この時期の札幌経済の不振の原因は、まず、住宅建設の不振、建設需要の低迷であろう。建築着工面積は、五十七、五十九、六十年に前年比マイナスとなり(統計書)、市内総生産における建設業の伸び率は五十七年にはマイナス四・五パーセントを記録し、五十八年、五十九年も一・七パーセント、一・三パーセントと低迷した(札幌市民経済計算年報 各年度)。この原因としてあげられるのは公共投資の減少である。五十七年の実質経済成長率の増加寄与度をみると、民間支出は四・〇パーセントあるが、公的支出はマイナス〇・五パーセントであり、その後も公的支出は五十八年〇・九パーセント、五十九年〇・六パーセントと停滞している(札幌市民経済計算年報 各年度)。

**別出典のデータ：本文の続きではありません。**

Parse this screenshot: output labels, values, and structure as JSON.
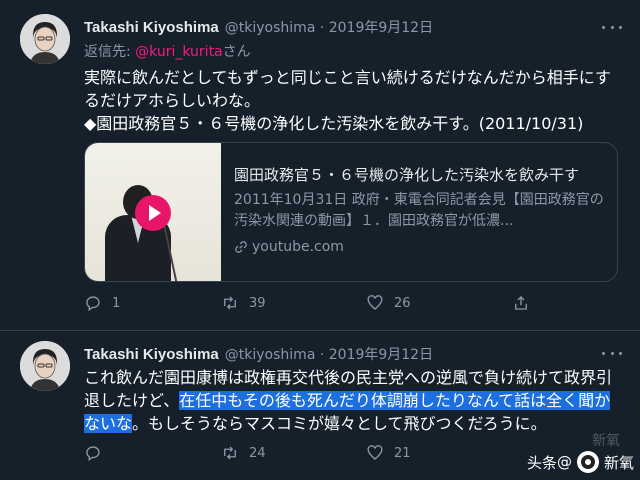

政府は「増税なき財政再建」をスローガンに財政の抑制に努め、北海道開発関係予算も低迷していたのである。製造業も低迷を続け、製造品出荷額は五十五年~六十年までの六年間に四・九パーセント伸びたにすぎなかった(統計書 各年)。
低成長期には、大型倒産も相次いだ。不動産のユーアンドアイ・マツザカ(昭51・11)、業界最大手の松岡満運輸(昭53・4)、岩沢グループの一連の倒産事件で札幌トヨペット(昭56・3)、そして製菓業界老舗である古谷製菓(昭59・5)などである。